POLITIKUM A20

Die A20: Die Autobahn 20 ist der längste Autobahnneubau seit 1945. Am 7. Dezember 2005, neun Monate vor der Landtagswahl in Mecklenburg-Vorpommern, wurden die 323,2 Kilometer freigegeben. Kanzlerin Angela Merkel (CDU) sprach bei der Eröffnung von einer „Lebensader des Nordens“ und fasste so die Hoffnungen zusammen, die das strukturschwache Bundesland mit dem Autobahnbau verbindet.

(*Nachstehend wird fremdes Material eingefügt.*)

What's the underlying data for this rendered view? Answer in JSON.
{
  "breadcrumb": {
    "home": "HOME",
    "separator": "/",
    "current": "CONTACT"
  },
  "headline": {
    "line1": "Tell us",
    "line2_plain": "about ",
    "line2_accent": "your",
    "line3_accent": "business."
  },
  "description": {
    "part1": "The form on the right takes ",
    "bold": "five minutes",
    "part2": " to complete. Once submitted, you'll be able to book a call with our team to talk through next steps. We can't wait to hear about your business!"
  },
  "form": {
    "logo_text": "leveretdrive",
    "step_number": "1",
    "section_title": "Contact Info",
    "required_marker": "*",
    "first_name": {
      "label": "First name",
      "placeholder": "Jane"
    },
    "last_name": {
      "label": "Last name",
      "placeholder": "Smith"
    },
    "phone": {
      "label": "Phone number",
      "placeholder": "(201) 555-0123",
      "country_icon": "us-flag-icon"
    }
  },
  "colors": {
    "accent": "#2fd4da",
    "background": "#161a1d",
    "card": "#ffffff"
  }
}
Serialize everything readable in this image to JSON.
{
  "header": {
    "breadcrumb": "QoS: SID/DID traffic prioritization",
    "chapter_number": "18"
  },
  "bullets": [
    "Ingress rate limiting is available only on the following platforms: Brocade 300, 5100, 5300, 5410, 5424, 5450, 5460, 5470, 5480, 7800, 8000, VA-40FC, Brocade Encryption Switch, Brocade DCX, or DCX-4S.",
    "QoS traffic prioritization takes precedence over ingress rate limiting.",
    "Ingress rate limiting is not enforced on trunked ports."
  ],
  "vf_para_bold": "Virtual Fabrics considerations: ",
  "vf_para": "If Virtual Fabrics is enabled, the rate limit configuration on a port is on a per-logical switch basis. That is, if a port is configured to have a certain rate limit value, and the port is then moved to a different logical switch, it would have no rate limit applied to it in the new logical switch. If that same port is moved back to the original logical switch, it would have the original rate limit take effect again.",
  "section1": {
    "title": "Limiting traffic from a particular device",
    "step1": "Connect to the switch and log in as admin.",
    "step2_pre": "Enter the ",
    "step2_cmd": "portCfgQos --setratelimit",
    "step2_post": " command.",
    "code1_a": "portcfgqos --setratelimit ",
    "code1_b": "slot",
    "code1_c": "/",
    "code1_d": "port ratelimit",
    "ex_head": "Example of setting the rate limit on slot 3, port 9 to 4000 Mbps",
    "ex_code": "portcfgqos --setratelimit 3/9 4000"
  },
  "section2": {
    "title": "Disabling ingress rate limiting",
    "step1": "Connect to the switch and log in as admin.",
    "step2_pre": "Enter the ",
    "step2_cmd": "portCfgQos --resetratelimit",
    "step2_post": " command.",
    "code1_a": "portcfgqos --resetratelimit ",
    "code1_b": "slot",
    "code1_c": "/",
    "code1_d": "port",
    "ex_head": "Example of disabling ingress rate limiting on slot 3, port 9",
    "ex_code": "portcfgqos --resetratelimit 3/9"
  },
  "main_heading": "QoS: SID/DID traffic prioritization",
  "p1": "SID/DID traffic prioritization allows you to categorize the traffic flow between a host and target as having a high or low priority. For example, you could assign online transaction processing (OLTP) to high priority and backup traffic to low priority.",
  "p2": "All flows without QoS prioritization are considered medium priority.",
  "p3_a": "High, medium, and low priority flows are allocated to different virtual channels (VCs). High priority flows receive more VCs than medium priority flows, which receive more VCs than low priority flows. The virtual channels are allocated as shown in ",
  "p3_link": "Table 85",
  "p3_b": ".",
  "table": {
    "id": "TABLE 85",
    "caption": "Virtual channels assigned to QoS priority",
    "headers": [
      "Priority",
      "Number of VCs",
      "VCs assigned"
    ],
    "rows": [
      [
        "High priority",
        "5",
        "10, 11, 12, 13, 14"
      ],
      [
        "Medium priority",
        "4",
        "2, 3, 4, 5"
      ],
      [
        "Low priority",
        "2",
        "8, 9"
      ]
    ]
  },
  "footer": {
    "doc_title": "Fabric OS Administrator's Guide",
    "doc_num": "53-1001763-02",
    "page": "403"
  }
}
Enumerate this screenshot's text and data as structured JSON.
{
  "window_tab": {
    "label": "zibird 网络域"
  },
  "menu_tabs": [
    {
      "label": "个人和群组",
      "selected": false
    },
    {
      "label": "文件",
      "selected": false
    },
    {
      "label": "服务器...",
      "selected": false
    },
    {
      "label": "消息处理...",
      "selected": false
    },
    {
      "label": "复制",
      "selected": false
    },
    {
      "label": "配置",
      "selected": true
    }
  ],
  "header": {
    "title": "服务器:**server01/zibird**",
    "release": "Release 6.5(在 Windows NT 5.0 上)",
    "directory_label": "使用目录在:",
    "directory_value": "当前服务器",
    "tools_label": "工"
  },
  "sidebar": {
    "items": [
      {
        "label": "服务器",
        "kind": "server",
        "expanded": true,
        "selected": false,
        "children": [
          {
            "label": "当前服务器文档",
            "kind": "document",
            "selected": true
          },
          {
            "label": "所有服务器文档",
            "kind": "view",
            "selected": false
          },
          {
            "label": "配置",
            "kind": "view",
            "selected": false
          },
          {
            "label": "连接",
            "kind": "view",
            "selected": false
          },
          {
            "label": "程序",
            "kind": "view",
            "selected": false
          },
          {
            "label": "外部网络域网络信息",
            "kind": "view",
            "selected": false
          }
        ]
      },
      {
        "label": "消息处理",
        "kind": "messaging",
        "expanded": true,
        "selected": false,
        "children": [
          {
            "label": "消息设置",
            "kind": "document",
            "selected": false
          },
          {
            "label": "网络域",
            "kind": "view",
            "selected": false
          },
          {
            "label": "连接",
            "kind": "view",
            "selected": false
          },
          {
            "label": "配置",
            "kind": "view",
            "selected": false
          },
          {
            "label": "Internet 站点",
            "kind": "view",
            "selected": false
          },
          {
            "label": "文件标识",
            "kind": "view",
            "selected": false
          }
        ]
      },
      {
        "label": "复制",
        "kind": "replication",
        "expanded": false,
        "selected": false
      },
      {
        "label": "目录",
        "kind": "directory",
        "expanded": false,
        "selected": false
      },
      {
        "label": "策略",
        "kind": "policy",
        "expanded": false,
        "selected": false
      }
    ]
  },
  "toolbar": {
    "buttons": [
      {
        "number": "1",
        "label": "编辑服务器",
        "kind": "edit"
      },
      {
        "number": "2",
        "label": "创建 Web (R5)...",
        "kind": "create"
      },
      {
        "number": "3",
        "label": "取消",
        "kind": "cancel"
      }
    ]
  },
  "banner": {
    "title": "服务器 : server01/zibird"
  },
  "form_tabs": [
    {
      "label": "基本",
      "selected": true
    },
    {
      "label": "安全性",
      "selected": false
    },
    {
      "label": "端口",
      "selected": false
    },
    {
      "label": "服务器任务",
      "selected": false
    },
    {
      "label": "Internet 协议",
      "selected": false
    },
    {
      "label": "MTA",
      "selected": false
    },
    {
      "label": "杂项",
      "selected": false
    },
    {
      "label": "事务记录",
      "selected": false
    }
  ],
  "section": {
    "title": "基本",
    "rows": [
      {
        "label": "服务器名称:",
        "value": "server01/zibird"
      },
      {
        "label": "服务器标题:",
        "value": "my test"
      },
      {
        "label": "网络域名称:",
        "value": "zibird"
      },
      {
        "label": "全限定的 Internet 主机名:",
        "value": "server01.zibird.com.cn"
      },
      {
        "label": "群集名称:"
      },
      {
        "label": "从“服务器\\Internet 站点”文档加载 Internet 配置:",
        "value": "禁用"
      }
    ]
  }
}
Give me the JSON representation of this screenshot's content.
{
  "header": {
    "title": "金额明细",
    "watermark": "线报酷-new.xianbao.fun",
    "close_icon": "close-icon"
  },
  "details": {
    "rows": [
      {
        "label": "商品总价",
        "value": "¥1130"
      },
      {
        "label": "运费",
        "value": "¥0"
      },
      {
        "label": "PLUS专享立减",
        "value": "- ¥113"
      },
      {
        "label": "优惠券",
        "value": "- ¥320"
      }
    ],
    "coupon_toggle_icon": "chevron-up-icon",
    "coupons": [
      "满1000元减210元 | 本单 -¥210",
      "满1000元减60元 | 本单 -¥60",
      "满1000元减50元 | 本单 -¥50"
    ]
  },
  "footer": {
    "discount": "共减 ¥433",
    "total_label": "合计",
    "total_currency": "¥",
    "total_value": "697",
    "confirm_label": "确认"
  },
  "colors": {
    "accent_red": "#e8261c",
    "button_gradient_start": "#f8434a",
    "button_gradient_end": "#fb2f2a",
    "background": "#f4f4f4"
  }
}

Das Politikum: Der größte Teil der A20, 279,6 Kilometer, verläuft durch Mecklenburg-Vorpommern. Nach anfangs starken Protesten haben sich seit Ende der Neunzigerjahre viele Bürger für das Großprojekt eingesetzt. „A20 Ja“, „A20 sofort“, „A20-Baubeginn wichtig für uns“ stand auf ihren Schildern. Die Landesregierung dürfte das freuen. Denn in dem rot-rot regierten Bundesland wird am Sonntag gewählt. Nach jüngsten Umfragen könnte die SPD von 40,6, auf 31 Prozent fallen. Damit läge sie Kopf an Kopf mit der CDU, die auf 30 Prozent käme. Die PDS würde sich von 16,4 auf 20 Prozent verbessern, die FDP mit 7 Prozent in den Landtag kommen. Die rechtsextreme NPD könnte mit 6 Prozent erstmals den Einzug ins Parlament schaffen

Die Planung: Das „Verkehrsprojekt Deutsche Einheit“ sah schon im April 1991 den Bau von sieben Fernstraßen in Ostdeutschland vor. Um den Bau voranzutreiben, wurde die „Deutsche Einheit Fernstraßenplanung- und -bau Gmbh“, kurz Deges, gegründet. Das Verkehrswegeplanungsbeschleunigungsgesetz sollte bewirken, dass Einwände gegen die Bauprojekte von einer einzigen Gerichtsinstanz entschieden werden. Statt wie ursprünglich geplant 2,3 Milliarden Euro hat der A20-Bau dann 1,9 Milliarden gekostet.

Die Umwelt: Dem Linienbestimmungsverfahren ging eine Umweltverträglichkeitsstudie voraus. Auf 6.300 Quadratkilometern wurden „konfliktarme Korridore“ für den Trassenverlauf gesucht. Naturschützer kritisierten, dass fast das ganze Gebiet als besonders wertvoll eingestuft wurde, um dann sagen zu können: Wenn der Schaden überall riesig ist, können wir bauen, wo wir wollen. Die A20 schneidet nun mit 80 Brücken ins Peenetal und andere ökologisch wertvolle Landstriche.

Der Ausgleich: Die Umweltfolgen – Flächenversiegelung, Lärm, Abgase und Reifenabrieb – versucht man zu kompensieren. Brücken und Tunnel sollen Tieren die Fahrbahnquerung ermöglichen, es wurden Biotope angelegt und Hecken gepflanzt. Ausgleich gab es meist nicht kleinteilig, wie sonst üblich, sondern auf großen Flächen im weiteren Umkreis.

Die Nutzung: Dass der westliche A20-Abschnitt Rostock – Lübeck stark befahren würde, daran bestand nie Zweifel. Im Osten fürchtete man eine „Geisterstraße.“ Es gibt noch keine exakten Zählungen, aber der ADAC sieht die A20 in ihrem ersten Sommer schon als „Ferienroute im Norden Deutschlands“.

Die Recherche: Der Autor ist fünf Tage lang vom Kreuz Uckermark in Vorpommern bis nach Lüdersdorf in Westmecklenburg getrampt. Nie wartete er länger als 15 Minuten auf ein Auto. So konnte er nahezu alle Termine mit A20-Anliegern einhalten.